Un léger rire s'échappa de ses lèvres.

« – Alors la Flamme, tu veux jouer ? »

C'était sans doute un nouveau gémissement de Baku qu'elle avait entendu derrière. Il ne tiendrait probablement pas longtemps avant de donner la pleine mesure de ses pouvoirs. Mais tout ce qui était utile au combat était le bienvenu. Il fallait vaincre la déesse qui se tenait devant eux, sifflant de colère dans un bruit qui rappelait le crépitement des braises dans une cheminée. Elle avait la main pleine de flammes.

« – Arrêtez d'essyaer ! Vous n'y arriverez jamais !

– Si, on peut, rit Akai en plantant trois nouvelles lances dans le corps de la Flamme. C'est pour ça que tu t'énerves. »

Un hurlement jaillit de la Flamme, se terminant en bruit de charbon crépitant. Lina ne savait pas si c'était bon signe. Perdait-elle le contrôle ou s'affranchissait-elle de son propre corps ? Dans tous les cas, il fallait faire vite.
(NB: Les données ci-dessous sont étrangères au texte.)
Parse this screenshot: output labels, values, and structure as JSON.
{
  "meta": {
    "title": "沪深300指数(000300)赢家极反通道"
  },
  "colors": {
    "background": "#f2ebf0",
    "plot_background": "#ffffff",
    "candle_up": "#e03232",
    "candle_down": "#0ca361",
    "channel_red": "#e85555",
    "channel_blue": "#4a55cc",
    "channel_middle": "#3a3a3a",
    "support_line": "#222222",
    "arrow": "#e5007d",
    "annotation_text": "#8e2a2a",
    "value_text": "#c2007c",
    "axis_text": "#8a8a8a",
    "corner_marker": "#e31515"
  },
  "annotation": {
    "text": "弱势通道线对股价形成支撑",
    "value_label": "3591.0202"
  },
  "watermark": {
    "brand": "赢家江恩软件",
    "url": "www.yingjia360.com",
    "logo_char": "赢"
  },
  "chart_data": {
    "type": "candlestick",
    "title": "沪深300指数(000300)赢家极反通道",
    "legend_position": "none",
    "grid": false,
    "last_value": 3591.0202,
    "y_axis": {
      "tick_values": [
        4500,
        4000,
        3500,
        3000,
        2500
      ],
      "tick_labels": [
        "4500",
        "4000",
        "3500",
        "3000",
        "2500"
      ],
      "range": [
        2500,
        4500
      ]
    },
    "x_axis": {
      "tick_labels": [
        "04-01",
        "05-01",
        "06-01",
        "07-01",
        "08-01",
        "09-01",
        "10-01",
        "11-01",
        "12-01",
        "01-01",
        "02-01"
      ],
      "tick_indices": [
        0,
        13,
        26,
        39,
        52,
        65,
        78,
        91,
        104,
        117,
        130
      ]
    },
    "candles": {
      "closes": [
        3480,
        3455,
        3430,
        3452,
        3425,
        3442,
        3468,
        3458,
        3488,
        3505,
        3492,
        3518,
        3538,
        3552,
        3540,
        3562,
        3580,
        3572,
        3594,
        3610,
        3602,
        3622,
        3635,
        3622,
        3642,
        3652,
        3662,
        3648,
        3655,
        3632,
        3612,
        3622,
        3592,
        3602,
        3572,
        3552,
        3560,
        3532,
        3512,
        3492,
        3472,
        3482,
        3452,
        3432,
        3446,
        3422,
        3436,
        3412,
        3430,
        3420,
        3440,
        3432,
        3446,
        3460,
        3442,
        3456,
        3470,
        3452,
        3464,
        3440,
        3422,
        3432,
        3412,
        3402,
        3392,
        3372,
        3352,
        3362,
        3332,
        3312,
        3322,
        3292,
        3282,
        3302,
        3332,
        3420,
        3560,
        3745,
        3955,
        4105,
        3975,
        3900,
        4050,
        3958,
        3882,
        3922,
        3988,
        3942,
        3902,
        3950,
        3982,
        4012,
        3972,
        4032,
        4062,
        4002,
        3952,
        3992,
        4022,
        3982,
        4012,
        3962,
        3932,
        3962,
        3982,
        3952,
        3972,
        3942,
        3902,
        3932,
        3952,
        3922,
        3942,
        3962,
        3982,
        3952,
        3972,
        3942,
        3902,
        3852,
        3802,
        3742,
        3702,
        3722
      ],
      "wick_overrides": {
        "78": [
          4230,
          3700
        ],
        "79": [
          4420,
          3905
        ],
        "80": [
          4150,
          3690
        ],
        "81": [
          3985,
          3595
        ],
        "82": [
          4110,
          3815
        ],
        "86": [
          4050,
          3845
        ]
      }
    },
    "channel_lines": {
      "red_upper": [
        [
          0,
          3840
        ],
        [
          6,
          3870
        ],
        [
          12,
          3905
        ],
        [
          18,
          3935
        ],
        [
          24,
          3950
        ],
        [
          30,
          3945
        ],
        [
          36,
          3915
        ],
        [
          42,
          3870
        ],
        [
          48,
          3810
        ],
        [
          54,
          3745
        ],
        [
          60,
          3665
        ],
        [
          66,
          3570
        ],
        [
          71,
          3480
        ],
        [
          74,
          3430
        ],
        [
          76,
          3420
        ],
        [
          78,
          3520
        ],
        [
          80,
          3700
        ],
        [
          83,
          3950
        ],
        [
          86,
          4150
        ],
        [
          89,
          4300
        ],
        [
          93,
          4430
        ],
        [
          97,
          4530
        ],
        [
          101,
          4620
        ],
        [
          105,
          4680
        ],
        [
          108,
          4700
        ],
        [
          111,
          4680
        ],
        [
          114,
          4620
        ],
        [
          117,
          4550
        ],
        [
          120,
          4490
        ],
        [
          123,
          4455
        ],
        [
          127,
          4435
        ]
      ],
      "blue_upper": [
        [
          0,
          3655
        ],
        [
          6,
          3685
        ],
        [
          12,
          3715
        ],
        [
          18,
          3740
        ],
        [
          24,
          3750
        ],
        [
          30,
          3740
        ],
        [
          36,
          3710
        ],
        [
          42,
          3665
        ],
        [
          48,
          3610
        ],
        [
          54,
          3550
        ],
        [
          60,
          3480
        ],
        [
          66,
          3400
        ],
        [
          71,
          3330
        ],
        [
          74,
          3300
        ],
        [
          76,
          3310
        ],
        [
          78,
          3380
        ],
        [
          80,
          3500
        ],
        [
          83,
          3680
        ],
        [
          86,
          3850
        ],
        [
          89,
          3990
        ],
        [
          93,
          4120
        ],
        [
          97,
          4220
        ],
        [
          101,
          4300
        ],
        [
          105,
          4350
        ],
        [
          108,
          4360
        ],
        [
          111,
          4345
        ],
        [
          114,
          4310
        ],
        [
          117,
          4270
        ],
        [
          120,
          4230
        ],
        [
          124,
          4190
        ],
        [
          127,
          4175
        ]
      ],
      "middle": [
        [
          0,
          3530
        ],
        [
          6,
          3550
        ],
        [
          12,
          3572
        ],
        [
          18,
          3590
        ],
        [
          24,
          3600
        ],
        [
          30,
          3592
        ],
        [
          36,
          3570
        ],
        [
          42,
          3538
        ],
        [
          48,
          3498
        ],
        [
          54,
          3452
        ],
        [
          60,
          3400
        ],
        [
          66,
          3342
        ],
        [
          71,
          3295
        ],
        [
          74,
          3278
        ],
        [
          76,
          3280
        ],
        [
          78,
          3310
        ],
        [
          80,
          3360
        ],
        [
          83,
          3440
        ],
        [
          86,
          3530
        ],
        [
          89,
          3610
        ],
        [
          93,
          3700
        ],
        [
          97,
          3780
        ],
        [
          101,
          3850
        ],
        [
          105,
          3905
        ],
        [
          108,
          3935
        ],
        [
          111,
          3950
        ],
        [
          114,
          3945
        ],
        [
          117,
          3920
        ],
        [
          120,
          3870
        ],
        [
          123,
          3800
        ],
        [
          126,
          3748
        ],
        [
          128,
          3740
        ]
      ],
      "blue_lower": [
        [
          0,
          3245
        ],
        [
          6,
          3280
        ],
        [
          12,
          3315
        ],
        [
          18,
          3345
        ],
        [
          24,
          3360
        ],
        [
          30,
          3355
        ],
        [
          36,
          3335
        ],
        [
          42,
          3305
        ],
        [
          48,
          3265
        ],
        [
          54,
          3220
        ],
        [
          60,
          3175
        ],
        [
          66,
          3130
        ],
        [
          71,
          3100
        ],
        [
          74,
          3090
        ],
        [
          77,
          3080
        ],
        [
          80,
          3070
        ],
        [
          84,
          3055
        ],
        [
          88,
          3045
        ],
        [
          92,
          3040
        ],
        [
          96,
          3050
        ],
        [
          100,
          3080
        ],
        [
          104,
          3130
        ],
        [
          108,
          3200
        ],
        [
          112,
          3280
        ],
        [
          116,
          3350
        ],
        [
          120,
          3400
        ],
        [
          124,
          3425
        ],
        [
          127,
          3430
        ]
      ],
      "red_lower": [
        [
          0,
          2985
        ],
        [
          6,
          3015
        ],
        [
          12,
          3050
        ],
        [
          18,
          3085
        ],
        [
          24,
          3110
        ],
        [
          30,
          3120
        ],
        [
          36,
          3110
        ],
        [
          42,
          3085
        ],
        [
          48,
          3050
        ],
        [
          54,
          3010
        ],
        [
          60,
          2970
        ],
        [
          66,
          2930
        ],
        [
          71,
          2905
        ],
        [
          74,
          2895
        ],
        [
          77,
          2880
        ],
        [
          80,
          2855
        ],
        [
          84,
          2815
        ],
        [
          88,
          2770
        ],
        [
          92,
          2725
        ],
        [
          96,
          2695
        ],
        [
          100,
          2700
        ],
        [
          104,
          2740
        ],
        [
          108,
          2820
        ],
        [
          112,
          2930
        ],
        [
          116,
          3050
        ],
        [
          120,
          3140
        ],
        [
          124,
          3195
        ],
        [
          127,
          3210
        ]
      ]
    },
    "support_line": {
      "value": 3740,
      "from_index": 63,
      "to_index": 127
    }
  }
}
Le Berserker hurla de nouveau. Et se lança sur la déesse, ignorant la brume noire qui était de plus en plus présente dans la pièce.

Les attaques de Lina touchaient de plus en plus, étaient de plus en plus précises. Une série de lances noires suivait chacun de ses assauts, et quelquefois un sort de glace touchait sa cible, mais la Flamme grandissait de plus en plus. Ses hurlements se mêlaient à ceux de Lina, aux formules de Corbeau, aux petites railleries que se permettait Akai. Le combat semblait sans fin. Lina ne voyait pas les points faibles. Ses attaques portaient, mais la Flamme semblait ignorer les coups qu'elle recevait, comme si elle se transformait, elle aussi, en Berserker. Et ses attaques étaient de plus en plus puissantes.